My research centres on South Asian literature in the period immediately preceding and following India's Independence in 1947. Working primarily with sources in Hindi and Marathi, I focus on the ways in which writers and intellectuals working in South Asian languages articulated ideas of the international and the planetary while innovating within the intellectual and aesthetic frameworks of their literary cultures. The mid-twentieth century combines rapid political, social, and cultural change with a shift in the perceived relation of the self to the world, prompted in part by changes in technology and scientific knowledge. It thus provides an ideal ground to examine how writers and intellectuals responded by creating new literary forms and aesthetic philosophies.

While at IIAS, my project, “The Cold War Poetics of Muktibodh: a Study of Hindi Internationalism, 1943-1964,” is based on my doctoral dissertation. My project focuses primarily on the work of Hindi writer Gajanan Madhav Muktibodh (1917-1964). My work argues that Muktibodh's writings are a crucial means for understanding post-Independence modernity in the Hindi-speaking world. Without taking into account the ways in which his work was able to bring into poetic life a range of issues—not least a new imagination of the world in the wake of Indian independence—our understanding of modern South Asian literature would be radically incomplete. Through a series of contextualized close readings, and an understanding of his Marxian-Romantic aesthetics and the centrality within it of the critical imagination, I contend that Muktibodh's works, and especially his fantastic, allegorical long poems, expressed the anxieties of the post-Independence middle class.

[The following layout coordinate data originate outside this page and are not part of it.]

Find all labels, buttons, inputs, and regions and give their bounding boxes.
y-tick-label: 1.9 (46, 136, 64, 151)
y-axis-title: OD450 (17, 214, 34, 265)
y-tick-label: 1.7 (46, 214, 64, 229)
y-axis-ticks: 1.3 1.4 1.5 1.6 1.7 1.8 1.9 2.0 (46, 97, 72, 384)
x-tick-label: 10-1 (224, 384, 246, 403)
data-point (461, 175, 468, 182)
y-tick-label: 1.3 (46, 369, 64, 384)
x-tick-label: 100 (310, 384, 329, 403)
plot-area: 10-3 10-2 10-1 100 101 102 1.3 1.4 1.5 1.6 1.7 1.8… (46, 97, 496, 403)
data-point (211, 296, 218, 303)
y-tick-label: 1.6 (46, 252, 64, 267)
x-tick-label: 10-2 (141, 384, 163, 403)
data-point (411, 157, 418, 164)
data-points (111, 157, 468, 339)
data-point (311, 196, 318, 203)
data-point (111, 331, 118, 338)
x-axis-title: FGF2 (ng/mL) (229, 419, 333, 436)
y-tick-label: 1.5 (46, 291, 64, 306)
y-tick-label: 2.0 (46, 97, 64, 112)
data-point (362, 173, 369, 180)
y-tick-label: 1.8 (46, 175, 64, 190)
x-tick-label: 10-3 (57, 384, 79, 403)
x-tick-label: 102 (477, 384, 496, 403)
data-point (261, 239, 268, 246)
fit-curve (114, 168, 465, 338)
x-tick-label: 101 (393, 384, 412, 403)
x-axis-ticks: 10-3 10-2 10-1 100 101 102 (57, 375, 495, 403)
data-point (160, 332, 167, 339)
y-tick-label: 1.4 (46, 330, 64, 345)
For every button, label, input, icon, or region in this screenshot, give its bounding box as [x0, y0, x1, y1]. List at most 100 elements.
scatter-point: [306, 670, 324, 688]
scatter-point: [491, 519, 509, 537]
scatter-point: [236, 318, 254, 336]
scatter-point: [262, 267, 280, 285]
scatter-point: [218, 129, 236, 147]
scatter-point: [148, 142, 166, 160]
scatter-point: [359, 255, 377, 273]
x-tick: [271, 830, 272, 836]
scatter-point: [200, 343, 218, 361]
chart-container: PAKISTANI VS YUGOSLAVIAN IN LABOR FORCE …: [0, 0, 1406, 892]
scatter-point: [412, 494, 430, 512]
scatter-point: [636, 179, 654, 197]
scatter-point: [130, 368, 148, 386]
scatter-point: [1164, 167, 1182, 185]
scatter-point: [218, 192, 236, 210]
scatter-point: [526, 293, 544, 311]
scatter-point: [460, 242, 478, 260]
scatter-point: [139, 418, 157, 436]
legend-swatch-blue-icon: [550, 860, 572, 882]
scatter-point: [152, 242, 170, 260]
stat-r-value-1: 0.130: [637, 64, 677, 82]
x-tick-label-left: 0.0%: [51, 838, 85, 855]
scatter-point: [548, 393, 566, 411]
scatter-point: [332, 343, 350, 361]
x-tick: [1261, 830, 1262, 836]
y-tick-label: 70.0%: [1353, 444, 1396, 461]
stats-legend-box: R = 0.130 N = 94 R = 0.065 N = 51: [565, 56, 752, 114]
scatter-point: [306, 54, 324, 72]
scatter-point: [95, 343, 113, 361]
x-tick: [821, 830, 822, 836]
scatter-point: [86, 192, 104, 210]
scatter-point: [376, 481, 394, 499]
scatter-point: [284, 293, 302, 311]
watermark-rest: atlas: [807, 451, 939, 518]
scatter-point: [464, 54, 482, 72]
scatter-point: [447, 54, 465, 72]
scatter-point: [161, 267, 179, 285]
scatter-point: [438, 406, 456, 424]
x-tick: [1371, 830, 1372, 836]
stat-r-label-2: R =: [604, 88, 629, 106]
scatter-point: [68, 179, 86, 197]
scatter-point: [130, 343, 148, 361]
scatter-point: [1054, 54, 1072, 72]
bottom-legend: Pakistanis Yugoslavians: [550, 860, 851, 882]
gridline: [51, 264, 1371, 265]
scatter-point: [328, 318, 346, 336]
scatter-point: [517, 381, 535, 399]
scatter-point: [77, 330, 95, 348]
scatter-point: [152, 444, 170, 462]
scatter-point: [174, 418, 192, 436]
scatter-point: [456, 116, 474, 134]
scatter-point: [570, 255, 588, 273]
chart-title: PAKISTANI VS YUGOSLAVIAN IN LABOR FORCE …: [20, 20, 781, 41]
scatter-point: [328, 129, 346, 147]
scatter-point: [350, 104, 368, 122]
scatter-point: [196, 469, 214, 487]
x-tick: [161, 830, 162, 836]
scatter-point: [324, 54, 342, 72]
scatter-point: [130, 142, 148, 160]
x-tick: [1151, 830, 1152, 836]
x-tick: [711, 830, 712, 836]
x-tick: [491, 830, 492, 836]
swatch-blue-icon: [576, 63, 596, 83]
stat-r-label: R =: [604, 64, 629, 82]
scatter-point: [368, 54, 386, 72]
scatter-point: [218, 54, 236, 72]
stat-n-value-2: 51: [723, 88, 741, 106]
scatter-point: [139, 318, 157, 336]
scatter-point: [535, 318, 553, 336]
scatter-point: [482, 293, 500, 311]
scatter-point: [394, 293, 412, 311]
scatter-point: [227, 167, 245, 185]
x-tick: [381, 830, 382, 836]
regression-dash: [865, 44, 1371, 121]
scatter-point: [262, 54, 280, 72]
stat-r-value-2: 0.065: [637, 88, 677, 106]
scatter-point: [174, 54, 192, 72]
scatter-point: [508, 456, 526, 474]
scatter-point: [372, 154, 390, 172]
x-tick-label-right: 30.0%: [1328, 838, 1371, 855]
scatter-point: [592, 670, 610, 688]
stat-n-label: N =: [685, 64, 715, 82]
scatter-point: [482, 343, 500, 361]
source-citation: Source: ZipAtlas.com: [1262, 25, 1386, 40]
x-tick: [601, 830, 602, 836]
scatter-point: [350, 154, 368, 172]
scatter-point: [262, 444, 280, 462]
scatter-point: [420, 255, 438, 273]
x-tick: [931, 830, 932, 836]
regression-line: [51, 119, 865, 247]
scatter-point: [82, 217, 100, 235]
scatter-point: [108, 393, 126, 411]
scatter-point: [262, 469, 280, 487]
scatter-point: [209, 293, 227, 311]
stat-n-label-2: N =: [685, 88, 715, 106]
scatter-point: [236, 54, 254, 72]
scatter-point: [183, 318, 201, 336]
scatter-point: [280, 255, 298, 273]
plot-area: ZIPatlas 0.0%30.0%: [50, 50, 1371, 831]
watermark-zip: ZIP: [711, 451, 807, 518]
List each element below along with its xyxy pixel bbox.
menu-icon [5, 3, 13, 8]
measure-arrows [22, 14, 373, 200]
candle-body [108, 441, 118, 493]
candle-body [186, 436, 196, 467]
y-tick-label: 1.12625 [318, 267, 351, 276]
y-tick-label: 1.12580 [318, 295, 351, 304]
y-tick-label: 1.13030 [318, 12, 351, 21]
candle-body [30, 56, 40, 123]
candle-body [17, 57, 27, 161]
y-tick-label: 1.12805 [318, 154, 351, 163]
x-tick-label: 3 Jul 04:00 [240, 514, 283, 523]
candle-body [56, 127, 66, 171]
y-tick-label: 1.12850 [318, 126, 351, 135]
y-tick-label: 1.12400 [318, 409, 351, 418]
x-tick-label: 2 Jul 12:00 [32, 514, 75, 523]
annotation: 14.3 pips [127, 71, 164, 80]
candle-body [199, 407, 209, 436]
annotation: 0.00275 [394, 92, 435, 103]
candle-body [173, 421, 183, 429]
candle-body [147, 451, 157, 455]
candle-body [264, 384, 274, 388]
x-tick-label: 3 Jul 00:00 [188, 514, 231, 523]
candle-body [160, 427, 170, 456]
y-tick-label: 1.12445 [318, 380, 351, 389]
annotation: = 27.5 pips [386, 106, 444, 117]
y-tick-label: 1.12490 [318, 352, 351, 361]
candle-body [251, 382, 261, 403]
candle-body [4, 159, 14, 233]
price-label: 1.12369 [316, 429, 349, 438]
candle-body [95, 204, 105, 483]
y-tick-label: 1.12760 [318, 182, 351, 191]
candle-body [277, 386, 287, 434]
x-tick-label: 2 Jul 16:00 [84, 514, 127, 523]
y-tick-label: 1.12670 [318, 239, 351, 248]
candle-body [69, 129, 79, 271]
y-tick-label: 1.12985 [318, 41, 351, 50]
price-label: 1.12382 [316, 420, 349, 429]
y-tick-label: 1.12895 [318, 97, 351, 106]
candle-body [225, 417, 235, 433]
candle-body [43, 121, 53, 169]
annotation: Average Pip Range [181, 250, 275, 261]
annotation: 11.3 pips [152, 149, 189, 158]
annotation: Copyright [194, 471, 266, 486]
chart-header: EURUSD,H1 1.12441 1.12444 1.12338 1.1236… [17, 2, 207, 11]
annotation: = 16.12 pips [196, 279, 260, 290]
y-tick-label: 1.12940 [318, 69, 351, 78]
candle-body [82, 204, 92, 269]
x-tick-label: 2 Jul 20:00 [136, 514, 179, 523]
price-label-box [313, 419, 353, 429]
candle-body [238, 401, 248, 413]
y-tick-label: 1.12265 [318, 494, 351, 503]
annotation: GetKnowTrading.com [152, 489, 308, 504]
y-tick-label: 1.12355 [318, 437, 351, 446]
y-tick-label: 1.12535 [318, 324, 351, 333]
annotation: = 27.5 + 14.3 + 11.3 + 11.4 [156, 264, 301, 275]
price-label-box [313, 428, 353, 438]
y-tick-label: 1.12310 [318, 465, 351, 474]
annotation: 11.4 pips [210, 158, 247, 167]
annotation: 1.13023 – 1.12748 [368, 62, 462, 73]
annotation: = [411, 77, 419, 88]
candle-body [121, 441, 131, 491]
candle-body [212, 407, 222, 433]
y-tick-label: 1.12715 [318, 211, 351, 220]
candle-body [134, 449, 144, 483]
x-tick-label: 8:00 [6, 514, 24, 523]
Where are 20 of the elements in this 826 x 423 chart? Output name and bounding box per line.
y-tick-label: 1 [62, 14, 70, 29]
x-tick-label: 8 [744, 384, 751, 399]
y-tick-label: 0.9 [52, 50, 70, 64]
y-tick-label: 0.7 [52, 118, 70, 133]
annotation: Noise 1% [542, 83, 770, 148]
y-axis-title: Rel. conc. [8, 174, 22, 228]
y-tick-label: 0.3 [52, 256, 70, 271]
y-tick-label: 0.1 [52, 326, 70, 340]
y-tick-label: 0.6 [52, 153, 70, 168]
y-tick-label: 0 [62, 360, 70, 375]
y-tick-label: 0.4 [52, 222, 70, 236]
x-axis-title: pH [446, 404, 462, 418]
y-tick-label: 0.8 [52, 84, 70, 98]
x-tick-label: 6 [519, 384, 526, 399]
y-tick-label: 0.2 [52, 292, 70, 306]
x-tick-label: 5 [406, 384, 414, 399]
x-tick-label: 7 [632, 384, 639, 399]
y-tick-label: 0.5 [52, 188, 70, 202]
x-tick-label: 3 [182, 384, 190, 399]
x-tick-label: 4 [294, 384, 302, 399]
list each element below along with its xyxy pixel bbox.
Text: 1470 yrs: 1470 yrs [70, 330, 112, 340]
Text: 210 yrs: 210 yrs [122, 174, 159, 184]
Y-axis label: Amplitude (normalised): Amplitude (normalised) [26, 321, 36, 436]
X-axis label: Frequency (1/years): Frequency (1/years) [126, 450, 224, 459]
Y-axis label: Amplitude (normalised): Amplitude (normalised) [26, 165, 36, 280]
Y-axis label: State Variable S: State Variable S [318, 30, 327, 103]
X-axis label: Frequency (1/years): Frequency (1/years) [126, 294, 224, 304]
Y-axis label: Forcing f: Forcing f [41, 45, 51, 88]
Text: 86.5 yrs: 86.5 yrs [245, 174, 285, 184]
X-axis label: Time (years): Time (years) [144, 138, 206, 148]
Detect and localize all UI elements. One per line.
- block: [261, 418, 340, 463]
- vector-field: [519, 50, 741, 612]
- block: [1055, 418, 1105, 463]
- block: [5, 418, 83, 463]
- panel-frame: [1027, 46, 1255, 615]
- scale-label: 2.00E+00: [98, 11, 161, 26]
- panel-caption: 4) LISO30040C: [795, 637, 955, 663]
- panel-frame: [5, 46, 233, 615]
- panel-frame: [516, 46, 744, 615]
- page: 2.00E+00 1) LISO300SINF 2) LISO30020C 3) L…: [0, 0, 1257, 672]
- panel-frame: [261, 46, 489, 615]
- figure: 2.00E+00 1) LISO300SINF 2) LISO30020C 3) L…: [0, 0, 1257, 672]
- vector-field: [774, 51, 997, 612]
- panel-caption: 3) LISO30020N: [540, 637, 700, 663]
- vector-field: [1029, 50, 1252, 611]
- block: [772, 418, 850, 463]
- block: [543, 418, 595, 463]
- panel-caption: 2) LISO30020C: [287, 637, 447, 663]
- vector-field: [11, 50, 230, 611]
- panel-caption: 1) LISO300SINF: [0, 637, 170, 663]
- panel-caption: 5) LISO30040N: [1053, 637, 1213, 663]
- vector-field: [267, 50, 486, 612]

In this way, an understanding of Muktibodh's writings affords a window into a period during which South Asian thinkers transitioned from the struggle for independence to the question of how they might speak on an international stage.

In my manuscript, I will expand on my readings of Muktibodh's works to produce a larger analysis of Hindi literature in the post-Independence era. Through taking into greater account the influence of the literature of the 1920s and 1930s on post-Independence writers, as well as the historiography of the critical and aesthetic debates between the pragativad (progressive) and prayogvad (experimental) schools of Hindi literature, I will explore the literary history of Hindi as an exemplary literature of the twentieth century. I will also situate my project in a fuller account of the cultural and literary history of the Cold War, and will thus show how South Asian literary cultures make up a crucial part of the literary history of the twentieth century.